Thursday, August 26, 2010

Science Experiment - Mummified Apple

We have completed our first science experiment of the year.  We are studying Apologia's Human Anatomy and Physiology and the first lesson was basically an introduction to the course.  This introduction began with a discussion of several ancient cultures and their study of anatomy and ended with a simplified description of cells.

As part of the history of anatomy we read about the ancient Egyptians and the process of mummification.  The suggested experiment involved observing what would happen to a peeled apple if it were left uncovered for a week compared to one that was covered in a mixture of salt and baking soda.

We began the experiment last week by cutting an apple in half and peeling it.  The control apple was left in an open bowl.  The kids mixed the baking soda and salt and took turns covering the other apple.
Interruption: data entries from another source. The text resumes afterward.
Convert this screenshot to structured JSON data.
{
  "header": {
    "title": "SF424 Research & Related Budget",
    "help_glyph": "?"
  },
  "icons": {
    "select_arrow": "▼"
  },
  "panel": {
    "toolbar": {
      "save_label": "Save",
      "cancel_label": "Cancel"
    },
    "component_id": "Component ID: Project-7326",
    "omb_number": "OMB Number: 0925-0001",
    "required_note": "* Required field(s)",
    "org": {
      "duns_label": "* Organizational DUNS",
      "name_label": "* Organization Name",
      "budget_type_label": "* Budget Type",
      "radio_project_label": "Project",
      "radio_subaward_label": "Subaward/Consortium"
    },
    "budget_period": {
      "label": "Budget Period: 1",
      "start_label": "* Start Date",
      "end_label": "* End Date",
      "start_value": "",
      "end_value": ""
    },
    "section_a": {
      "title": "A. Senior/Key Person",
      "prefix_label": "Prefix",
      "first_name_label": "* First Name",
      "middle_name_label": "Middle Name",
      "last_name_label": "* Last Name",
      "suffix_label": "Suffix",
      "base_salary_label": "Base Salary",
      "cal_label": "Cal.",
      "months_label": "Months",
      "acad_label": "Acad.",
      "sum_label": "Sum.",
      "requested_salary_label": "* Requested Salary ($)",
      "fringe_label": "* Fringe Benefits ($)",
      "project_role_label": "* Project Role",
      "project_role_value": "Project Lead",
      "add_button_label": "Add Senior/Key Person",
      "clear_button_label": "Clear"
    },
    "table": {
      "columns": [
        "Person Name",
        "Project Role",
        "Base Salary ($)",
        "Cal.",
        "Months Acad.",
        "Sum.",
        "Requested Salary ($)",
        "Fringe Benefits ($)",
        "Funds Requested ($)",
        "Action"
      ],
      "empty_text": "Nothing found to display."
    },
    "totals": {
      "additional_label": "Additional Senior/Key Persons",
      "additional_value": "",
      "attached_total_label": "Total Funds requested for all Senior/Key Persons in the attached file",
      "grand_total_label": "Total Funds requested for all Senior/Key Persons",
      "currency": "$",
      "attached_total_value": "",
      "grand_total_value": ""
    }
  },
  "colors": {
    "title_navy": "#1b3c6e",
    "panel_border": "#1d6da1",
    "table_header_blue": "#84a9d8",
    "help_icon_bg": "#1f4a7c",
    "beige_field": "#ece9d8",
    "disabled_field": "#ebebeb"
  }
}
Taking turns covering the apple...
even Gilligan got in on the action

Once the apple was covered the only thing left to do was wait.  We completed our scientific speculation sheet and observed what was happening to the control apple each day.

The children each had a hypothosis for what would happen to each apple and they all got it pretty close.  Everyone agreed that the control apple would rot, but that the other one probably wouldn't.  Actually, they all agreed that the covered apple would change, but no one could really guess as to how it would change.

The change in the control apple was easily observed and, by the end, quite disgusting.

This is today ... I missed photographing day 6,
but trust me, it looked much the same as today.
This morning we uncovered the other apple (I guess I should be calling them specimens or something scientific like that) to see what the salt and baking soda mixture had done for it.  The kids were incredibly excited to find that their hypothoses had been correct.  The covered apple had changed, but it wasn't rotten, or even nasty looking.  It has turned a yellow/brown and the texture is now kind of rubbery or maybe spongy would be a better word.

I am sure that this is just the first of many experiments we will do this year.  In truth, science was never my favorite subject in school, but I think I would have enjoyed it more if we had done things like this and had a textbook like the ones from Apologia.  All three kids are enjoying science (even the reading) and can recall more information than I would have ever thought possible!


  1. Maybe you have uncovered the "secret" to making charcoal. Thats what the apple looks like!

  2. Ok, I'm mad! Our apple didn't rot like that! In fact, the control apple looked better than the "preserved" one. What did I do wrong? Humph! I never was good at science!

  3. Our regular apple didn't rot either!